1

I working on spark streaming job in which incoming stream join with existing hive table. I have created a singleton hiveContext. When hiveContext fetch the table data from hive, spark give warning and after few day warning converts into error.

18/03/10 15:55:28 INFO parquet.ParquetRelation$$anonfun$buildInternalScan$1$$anon$1: Input split: ParquetInputSplit{part: hdfs://nameservice1/user/hive/warehouse/iot.db/iotdevice/part-r-00000-931d1d81-af03-41a4-b659-81a883131289.gz.parquet start: 0 end: 5695 length: 5695 hosts: []}

18/03/10 15:55:28 WARN security.UserGroupInformation: PriviledgedActionException as:svc-ra-iotloaddev (auth:SIMPLE) cause:org.apache.hadoop.security.authentication.client.AuthenticationException: GSSException: No valid credentials provided (Mechanism level: Failed to find any Kerberos tgt) 18/03/10 15:55:28 WARN kms.LoadBalancingKMSClientProvider: KMS provider at [https://iotserver9009.kd.iotserver.com:16000/kms/v1/] threw an IOException [org.apache.hadoop.security.authentication.client.AuthenticationException: GSSException: No valid credentials provided (Mechanism level: Failed to find any Kerberos tgt)]!!
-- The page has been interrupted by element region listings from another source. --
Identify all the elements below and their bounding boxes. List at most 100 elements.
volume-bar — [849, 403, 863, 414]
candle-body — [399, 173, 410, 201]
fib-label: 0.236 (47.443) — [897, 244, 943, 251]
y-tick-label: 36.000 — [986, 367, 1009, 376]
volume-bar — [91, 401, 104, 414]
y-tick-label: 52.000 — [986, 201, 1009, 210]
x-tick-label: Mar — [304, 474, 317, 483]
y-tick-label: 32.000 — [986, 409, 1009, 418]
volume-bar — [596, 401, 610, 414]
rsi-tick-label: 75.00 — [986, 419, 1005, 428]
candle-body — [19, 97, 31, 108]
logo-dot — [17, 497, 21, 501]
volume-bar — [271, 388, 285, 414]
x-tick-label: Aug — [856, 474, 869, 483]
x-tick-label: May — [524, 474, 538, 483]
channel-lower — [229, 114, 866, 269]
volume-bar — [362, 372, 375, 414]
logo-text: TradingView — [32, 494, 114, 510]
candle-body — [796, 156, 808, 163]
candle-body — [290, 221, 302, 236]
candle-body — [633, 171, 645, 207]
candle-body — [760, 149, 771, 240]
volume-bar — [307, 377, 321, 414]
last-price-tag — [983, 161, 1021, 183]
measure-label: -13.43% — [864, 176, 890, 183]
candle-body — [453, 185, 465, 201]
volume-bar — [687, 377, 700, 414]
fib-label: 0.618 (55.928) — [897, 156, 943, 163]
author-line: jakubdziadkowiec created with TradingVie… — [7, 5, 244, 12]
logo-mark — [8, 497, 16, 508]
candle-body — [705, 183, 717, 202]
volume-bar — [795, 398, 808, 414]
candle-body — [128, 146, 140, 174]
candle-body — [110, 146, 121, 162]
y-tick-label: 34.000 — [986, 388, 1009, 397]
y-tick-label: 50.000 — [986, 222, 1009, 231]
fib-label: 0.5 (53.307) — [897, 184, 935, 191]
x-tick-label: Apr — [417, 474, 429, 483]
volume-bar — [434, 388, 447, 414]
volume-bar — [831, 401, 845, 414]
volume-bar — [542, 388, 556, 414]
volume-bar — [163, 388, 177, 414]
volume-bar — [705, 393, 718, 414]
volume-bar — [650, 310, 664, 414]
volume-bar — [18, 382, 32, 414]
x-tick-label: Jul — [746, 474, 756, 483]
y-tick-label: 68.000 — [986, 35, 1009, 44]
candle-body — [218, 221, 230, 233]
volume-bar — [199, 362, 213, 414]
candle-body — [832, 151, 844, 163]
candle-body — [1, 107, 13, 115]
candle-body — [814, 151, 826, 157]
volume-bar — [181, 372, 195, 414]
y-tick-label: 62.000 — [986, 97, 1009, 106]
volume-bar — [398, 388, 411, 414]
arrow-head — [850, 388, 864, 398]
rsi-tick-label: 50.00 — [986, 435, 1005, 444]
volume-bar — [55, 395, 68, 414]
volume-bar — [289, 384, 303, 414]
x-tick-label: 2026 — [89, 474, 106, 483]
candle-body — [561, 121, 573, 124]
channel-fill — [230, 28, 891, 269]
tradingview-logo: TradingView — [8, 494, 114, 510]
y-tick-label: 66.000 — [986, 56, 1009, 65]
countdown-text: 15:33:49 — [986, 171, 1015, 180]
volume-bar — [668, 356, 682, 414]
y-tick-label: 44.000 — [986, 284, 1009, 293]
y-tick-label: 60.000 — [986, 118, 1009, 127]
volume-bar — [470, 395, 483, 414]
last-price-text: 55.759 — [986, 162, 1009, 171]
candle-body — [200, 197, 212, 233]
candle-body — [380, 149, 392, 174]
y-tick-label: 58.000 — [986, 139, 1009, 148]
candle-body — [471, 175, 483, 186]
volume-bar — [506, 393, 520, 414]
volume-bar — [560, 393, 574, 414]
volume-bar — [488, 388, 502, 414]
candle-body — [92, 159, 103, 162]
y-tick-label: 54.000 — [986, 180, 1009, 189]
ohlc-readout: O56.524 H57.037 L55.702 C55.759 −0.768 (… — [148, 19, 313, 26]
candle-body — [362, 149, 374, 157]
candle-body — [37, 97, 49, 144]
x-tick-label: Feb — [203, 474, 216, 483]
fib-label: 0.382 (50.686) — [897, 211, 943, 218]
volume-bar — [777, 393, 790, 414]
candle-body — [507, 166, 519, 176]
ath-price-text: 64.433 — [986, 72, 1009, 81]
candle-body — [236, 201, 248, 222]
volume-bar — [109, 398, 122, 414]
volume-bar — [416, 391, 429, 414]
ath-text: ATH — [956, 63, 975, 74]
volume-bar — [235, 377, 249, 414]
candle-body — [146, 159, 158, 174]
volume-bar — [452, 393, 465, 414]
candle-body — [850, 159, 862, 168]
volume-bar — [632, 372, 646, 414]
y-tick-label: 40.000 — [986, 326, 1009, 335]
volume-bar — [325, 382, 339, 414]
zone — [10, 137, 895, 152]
It will stop the job after some day.

Here is code for creating hivecontext

@transient private var instance: HiveContext = _
 def getHiveContext(sparkContext: SparkContext, propertiesBroadcast: Broadcast[Properties]): HiveContext = {
        synchronized {

  val configuration = new Configuration
  configuration.addResource("/etc/hadoop/conf/hdfs-site.xml")
  UserGroupInformation.setConfiguration(configuration)
  UserGroupInformation.getCurrentUser.setAuthenticationMethod(AuthenticationMethod.KERBEROS)

  val secure = propertiesBroadcast.value.getProperty("kerberosSecurity").toBoolean
  if (instance == null) {

    UserGroupInformation.loginUserFromKeytabAndReturnUGI(
      propertiesBroadcast.value.getProperty("hadoop.kerberos.principal"), sparkContext.getConf.get("spark.yarn.keytab"))
      .doAs(new PrivilegedExceptionAction[HiveContext]() {
        @Override
        def run(): HiveContext = {
          System.setProperty("hive.metastore.uris", propertiesBroadcast.value.getProperty("hive.metastore.uris"));
          if (secure) {
            System.setProperty("hive.metastore.sasl.enabled", "true")
            System.setProperty("hive.metastore.kerberos.keytab.file", sparkContext.getConf.get("spark.yarn.keytab"))
            System.setProperty("hive.security.authorization.enabled", "false")
            System.setProperty("hive.metastore.kerberos.principal", propertiesBroadcast.value.getProperty("hive.metastore.kerberos.principal"))
            System.setProperty("hive.metastore.execute.setugi", "true")
          }

          instance = new HiveContext(sparkContext)
          instance.setConf("spark.sql.parquet.writeLegacyFormat", "true")

          instance.sparkContext.hadoopConfiguration.set("parquet.enable.summary-metadata", "false")
          instance.setConf("hive.exec.dynamic.partition", "true")
          instance.setConf("hive.exec.dynamic.partition.mode", "nonstrict")
          instance
        }
      })

  }

  UserGroupInformation.loginUserFromKeytabAndReturnUGI(
    propertiesBroadcast.value.getProperty("hadoop.kerberos.principal"), sparkContext.getConf.get("spark.yarn.keytab"))
    .doAs(new PrivilegedExceptionAction[HiveContext]() {
      @Override
      def run(): HiveContext = {
        instance
      }
    })

}

}

Kishore
  • 5,761
  • 5
  • 28
  • 53
  • Why do you create your own private Kerberos credentials instead of letting Spark handle this nasty stuff?? Including the **renewal** of the Kerberos TGT...? – Samson Scharfrichter Mar 10 '18 at 18:36
  • I have tried without loginUserFromKeytabAndReturnUGI methode but getting same error . Do you have some code snippet ? – Kishore Mar 10 '18 at 18:49
  • Recommended reading about Kerberos ticket renewal w/ Hadoop libs: https://stackoverflow.com/questions/34616676/should-i-call-ugi-checktgtandreloginfromkeytab-before-every-action-on-hadoop (including pointers to other posts) – Samson Scharfrichter Mar 11 '18 at 18:41
  • Recommended reading about the shortcomings of Spark-Hive integration w/ Kerberos and "cluster" mode: https://stackoverflow.com/questions/45477155/hive-site-missing-when-using-spark-submit-yarn-cluster-mode – Samson Scharfrichter Mar 11 '18 at 18:48
  • Recommended reading about Hadoop and Kerberos: the GitBook by Steve Loughran (HortonWorks) _"Hadoop and Kerberos, the madness beyond the gate"_ – Samson Scharfrichter Mar 11 '18 at 18:50
  • 2
    Bottom line: it's complicated. You have to understand (a little bit) how it works, and possibly dig into the source code. You can't just paste a code snippet. – Samson Scharfrichter Mar 11 '18 at 18:53

1 Answers1

0

I usually solve these problems running kinit before running the command.

The command klist will display your valid kerberos tickets.

neves
  • 33,186
  • 27
  • 159
  • 192